What has changed significantly on the website side?
My bank website did a full re-design to be modern looking, but it's slower, no longer supports multiple tabs, and links don't work well, especially if you go through the sign in flow. The ones that didn't redesign into a JS heavy spa are still faster and links tend to be more reliable for e.g. bookmarking. They don't look great, but they tend to be more functional.
I can buy something, pay using a number of different standardised mechanisms (debit card details, Apple/Google Pay, other web services like PayPal) and have it quoted for shipping from almost anywhere in the world to my house with just a few presses in a mobile browser or on my laptop. There are a huge number of moving parts involved in providing that experience and it is fairly consistent between large tech players and small.
It might not be flashy stuff like a nice replacement for JavaScript to make developers' lives easier, but a lot of my story above depends on significant advancement in web standards plus industry experience and consolidation. The web (as well as walled gardens like Apple and Google native) has been critical in enabling that. It's the bedrock for the entire digital economy, including many transactions that drive the physical economy. 15 years ago you couldn't even trust that the average user's browser had a decent fetch API.

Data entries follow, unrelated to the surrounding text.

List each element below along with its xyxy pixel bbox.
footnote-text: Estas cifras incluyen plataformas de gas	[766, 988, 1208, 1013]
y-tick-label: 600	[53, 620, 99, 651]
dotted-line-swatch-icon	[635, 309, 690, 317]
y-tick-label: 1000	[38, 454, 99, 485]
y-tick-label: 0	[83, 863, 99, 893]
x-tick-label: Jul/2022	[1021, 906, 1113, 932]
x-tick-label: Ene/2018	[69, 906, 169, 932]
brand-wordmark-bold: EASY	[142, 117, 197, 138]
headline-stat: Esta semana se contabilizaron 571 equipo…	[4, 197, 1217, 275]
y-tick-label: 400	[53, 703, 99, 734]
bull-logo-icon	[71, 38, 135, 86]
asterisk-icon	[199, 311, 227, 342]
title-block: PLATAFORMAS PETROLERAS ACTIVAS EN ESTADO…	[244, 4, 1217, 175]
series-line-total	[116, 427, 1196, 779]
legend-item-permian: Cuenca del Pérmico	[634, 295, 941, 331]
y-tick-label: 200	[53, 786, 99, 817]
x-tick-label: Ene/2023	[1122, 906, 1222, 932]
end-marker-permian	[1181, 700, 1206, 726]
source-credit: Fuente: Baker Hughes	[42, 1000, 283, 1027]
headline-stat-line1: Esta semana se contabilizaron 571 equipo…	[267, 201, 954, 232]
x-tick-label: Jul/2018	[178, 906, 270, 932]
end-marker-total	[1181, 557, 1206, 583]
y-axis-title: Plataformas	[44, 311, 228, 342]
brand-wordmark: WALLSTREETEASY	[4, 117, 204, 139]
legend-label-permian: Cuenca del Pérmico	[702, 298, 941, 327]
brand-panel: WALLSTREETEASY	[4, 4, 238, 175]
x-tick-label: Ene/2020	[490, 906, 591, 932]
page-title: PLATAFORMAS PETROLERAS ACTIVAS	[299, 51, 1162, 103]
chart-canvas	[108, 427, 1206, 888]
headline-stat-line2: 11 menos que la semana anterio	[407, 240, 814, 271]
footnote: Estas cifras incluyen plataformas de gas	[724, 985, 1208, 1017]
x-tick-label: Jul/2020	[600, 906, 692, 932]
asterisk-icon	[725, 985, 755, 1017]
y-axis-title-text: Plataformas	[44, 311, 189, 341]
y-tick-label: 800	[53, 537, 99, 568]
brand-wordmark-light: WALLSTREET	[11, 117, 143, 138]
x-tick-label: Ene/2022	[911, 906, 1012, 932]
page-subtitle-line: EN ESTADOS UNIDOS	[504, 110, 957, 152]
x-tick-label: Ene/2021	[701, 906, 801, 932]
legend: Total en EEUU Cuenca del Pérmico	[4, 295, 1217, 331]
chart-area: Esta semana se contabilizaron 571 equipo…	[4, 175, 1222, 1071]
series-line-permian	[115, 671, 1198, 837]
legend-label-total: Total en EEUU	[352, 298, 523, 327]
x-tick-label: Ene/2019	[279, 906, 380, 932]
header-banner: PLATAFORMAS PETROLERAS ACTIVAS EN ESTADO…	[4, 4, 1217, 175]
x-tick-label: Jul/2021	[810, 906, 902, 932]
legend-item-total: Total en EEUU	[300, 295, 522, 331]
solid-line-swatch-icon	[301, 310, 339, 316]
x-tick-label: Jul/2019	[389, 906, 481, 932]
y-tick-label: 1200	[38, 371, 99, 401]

edit: I do agree that things have gotten slower and everything is terrible.
My bank website did a full re-design to be modern looking, but it's slower, no longer supports multiple tabs, and links don't work well, especially if you go through the sign in flow. The ones that didn't redesign into a JS heavy spa are still faster and links tend to be more reliable for e.g. bookmarking. They don't look great, but they tend to be more functional.